All the lives we never lived by Anuradha Roy

Reading Time: 3 minutes

If you’re reading this, let me give you a warm hug. You’re one of the few kind and ardent readers I have got. In these times when nothing is really going hunky-dory, few instances of encouragement and warmth can go a long way for all of us. Also, sincere apologies for blogging rather infrequently. Currently, I am devoting most of my energies to CAT preparation and of course, the beginning of professional life is about to take place. Fortunately, I am able to relish the cloudy days we are blessed with these days in Bhubaneswar. Also, the first impressions of mist. More on that some other day.

Here I have just poured out my first thoughts on All the lives we never lived by Anuradha Roy.

A slow-burner. Frustrating and beautiful.

I love reading fiction as it provides me pure joy and sometimes, if I am fortunate, clarity, through the fog of the characters’ minds.

In the novel, the narrator Myshkin, a horticulturist in the fictional town of Muntazir (‘One who waits in expectation’) goes back in time, when a letter arrives, to the vast recesses of his memories trying to figure out why his mother left him and his family when he was just nine. The book is then evidently about what could have been but never did.

The book is as much political as it is personal. Set in the 1930s and 1940s, the backdrop of Independence and World War 2 is used not so much to imbue the narrative with a grand plot as to have a subtle effect on the destiny of characters and their plans. Some real people walk across the lives of the fictional characters and the exchange between them, especially Walter Spies (a famous German painter, curator, and musicologist) and Gayatri (the narrator’s mother), is magical. Rabindranath Tagore, lovingly called Rabi Babu, also adds his profound reflections.

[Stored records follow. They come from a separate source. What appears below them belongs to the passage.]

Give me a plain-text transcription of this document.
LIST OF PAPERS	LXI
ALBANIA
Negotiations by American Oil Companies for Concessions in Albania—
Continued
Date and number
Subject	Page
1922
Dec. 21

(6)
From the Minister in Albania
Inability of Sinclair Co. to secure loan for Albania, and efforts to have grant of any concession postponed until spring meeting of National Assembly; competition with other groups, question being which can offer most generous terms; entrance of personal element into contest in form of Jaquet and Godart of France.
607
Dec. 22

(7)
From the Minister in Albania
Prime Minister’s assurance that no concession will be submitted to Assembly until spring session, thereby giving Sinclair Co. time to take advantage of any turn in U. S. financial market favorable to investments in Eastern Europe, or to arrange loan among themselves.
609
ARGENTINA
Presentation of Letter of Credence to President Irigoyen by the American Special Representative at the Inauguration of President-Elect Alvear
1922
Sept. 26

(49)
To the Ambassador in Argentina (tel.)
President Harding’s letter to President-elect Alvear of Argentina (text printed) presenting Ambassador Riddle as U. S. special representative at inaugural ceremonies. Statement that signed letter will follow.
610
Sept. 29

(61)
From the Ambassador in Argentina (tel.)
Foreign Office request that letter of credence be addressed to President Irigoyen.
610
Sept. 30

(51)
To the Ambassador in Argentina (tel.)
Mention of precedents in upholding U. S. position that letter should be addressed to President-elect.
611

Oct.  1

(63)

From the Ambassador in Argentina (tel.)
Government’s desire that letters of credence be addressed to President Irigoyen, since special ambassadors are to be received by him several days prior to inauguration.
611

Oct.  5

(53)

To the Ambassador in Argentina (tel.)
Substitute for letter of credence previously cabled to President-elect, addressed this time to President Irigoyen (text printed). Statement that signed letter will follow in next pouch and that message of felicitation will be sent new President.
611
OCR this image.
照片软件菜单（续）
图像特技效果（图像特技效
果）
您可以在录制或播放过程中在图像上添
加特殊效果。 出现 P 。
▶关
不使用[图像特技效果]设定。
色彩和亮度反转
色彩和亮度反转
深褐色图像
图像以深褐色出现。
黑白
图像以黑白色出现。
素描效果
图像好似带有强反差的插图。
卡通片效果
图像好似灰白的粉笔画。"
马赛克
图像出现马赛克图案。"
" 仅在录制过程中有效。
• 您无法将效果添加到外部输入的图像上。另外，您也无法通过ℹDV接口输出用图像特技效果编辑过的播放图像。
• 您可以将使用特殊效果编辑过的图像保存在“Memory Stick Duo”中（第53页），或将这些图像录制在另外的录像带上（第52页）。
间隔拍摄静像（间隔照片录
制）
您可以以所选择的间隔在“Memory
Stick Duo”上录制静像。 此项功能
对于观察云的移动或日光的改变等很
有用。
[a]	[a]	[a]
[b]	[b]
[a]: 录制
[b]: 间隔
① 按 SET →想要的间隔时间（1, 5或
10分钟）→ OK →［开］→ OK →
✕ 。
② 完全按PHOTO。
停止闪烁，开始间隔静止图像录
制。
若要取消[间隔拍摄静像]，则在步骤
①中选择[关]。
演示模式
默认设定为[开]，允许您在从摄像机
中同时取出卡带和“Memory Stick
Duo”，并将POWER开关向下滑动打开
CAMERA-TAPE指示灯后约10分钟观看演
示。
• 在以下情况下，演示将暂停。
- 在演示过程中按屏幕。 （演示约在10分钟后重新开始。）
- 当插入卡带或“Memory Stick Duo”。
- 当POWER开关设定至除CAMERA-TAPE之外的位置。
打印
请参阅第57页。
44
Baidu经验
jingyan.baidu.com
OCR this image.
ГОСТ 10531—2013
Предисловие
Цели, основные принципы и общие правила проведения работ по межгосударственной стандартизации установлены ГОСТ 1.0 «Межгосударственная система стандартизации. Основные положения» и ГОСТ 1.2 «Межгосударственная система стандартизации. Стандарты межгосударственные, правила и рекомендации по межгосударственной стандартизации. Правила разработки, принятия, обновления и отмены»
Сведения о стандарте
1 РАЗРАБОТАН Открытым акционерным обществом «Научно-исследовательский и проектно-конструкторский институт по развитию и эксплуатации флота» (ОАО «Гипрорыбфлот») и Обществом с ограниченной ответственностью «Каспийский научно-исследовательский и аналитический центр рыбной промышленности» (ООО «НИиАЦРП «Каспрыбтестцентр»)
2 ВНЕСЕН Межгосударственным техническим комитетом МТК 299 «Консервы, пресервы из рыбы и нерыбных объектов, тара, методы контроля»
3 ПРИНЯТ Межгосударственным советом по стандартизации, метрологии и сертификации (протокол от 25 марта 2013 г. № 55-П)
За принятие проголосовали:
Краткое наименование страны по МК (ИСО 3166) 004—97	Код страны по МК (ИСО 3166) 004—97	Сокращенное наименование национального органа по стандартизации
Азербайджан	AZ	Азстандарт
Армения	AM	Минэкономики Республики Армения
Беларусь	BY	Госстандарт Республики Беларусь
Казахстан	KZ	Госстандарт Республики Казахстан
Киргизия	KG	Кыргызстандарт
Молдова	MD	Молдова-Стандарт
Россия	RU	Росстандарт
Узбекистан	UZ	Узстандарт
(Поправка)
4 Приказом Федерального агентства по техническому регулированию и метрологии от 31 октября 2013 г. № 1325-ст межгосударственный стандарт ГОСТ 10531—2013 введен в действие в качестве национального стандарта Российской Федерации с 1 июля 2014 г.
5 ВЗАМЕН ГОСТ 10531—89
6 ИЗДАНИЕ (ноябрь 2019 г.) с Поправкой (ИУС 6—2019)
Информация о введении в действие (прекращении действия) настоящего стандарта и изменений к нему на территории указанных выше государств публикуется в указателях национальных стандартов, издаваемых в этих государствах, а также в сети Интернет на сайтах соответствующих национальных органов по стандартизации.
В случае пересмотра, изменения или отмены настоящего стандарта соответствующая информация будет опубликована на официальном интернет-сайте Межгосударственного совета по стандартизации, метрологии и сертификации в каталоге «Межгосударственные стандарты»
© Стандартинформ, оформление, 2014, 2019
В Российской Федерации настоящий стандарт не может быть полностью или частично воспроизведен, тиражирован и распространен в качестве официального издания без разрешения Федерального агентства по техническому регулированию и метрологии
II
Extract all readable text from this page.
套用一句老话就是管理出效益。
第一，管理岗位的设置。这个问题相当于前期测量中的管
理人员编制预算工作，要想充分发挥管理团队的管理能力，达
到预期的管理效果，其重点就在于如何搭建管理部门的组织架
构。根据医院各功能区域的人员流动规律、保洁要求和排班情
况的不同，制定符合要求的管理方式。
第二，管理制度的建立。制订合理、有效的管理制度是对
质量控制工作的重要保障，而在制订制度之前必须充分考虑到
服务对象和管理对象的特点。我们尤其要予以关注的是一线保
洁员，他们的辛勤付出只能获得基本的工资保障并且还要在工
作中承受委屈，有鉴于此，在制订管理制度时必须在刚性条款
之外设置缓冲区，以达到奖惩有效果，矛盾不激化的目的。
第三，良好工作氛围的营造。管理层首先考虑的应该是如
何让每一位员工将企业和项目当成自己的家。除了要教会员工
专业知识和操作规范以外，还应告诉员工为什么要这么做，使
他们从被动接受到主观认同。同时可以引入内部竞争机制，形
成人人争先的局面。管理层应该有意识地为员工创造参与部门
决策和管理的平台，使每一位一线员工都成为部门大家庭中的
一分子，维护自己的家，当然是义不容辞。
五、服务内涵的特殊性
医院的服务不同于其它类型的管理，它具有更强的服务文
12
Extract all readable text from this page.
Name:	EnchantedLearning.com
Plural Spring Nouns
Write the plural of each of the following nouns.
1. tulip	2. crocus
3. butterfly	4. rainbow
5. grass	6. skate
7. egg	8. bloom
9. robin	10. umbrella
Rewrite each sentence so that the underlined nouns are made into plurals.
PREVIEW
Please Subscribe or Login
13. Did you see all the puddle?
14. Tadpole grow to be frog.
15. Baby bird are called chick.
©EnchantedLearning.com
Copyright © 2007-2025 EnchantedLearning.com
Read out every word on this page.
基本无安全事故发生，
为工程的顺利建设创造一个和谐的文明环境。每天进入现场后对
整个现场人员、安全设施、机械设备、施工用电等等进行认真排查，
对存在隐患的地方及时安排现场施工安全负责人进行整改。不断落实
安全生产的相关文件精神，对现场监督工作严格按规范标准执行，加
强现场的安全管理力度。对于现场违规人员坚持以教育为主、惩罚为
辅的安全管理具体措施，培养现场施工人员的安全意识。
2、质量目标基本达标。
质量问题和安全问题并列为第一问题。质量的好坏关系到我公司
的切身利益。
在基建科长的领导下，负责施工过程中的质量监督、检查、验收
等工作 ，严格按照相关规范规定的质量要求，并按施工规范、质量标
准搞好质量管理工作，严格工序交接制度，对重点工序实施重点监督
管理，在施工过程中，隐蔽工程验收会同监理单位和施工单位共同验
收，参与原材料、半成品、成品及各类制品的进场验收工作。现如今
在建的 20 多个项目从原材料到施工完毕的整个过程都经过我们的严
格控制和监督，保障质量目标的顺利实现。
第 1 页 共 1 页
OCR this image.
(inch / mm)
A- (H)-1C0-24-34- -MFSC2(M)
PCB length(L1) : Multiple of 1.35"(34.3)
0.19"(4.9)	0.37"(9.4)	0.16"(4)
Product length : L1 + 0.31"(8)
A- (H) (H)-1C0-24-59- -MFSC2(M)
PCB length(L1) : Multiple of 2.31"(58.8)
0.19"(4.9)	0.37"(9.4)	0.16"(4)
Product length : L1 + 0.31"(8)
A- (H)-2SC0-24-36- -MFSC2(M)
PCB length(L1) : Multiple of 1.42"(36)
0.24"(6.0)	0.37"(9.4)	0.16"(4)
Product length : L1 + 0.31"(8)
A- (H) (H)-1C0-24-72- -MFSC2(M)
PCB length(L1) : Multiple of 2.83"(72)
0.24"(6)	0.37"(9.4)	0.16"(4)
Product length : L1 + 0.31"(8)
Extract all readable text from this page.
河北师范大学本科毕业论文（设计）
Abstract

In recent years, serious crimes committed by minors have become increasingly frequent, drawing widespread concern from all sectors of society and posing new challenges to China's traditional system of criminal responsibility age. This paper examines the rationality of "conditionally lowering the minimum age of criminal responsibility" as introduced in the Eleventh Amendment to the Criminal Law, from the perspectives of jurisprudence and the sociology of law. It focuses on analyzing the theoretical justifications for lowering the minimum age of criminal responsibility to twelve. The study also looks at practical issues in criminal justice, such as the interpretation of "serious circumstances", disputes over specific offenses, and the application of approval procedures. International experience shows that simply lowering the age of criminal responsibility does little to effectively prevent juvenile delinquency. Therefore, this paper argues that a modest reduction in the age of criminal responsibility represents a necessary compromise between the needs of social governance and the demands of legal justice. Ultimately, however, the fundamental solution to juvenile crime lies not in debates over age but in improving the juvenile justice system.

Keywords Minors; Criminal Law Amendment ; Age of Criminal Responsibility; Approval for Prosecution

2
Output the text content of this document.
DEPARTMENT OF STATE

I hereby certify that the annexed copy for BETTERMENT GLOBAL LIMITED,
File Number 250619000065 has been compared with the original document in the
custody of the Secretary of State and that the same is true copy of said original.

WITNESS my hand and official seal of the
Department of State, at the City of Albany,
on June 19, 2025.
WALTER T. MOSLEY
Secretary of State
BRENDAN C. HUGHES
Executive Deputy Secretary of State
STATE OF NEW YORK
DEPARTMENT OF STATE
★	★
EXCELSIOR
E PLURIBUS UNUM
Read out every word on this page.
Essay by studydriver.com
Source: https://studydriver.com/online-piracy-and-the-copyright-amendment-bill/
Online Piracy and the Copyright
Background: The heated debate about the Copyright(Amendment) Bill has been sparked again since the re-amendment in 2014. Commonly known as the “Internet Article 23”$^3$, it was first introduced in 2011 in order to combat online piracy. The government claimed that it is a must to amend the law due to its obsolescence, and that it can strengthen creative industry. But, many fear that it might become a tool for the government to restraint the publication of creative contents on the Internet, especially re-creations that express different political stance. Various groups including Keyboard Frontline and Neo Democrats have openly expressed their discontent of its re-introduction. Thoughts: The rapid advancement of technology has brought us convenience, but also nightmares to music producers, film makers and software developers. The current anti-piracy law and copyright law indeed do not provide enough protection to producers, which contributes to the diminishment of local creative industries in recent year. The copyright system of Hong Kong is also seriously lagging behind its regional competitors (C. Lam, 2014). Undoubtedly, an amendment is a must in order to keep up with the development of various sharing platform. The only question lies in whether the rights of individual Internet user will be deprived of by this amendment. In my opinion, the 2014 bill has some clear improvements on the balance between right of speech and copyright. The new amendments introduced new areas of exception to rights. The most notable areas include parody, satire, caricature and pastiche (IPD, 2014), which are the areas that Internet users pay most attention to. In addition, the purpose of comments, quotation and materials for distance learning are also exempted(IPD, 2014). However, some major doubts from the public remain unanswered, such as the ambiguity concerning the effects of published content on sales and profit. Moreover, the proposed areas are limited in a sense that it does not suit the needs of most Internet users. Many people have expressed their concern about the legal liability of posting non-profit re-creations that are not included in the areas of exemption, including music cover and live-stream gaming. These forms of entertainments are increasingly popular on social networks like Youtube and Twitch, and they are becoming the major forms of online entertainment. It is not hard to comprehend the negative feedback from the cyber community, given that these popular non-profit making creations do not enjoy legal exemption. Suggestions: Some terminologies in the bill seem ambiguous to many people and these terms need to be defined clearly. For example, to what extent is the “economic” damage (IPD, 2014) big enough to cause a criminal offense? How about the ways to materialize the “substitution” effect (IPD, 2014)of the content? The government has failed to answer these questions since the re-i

Honestly, I must admit I was growing impatient at times powering through the prose. But there was not a single page where I didn’t pause and smile or reflect or maybe underline a paragraph only to come back to it later in the hope of extracting a little more. Myshkin’s poetic narration filled me with happiness. I especially liked the 1930s parts where a much younger Myshkin is trying to make sense of the world around him. Seeing the familiar and the unfamiliar through a child’s eye makes it authentic and real at once. The What-ifs… Ah well, they always ‘pulsate with the energy of every unopened letter‘.

One piece of learning for me (amongst many others) was to recognize the subtle patriarchal force Nek Chand (narrator’s father) could conjure in the garb of being educated and liberal. This was important to me. Because I come from a middle-class socioeconomic background where outright patriarchy, as shown in crude art/debate, is absent. A subtle and deeper patriarchy exists, which is somehow hard to crystallize and weed out. In the last two years, I have started to recognize this and I couldn’t be more ashamed of it. Nevertheless, the point remains, I could relate a lot with the social power structures Roy has created, and in fact, I made mental notes of what I don’t want to be. That’s the clarity part for me. And I am grateful to Roy for that.

Having said this, I will still hold the criticism that the book at times felt snail-paced; it was annoyingly wandering aimlessly sometimes.

This is the kind of book that grows on you with time and I just have this feeling that I will be kinder, much kinder, to the book with age and time.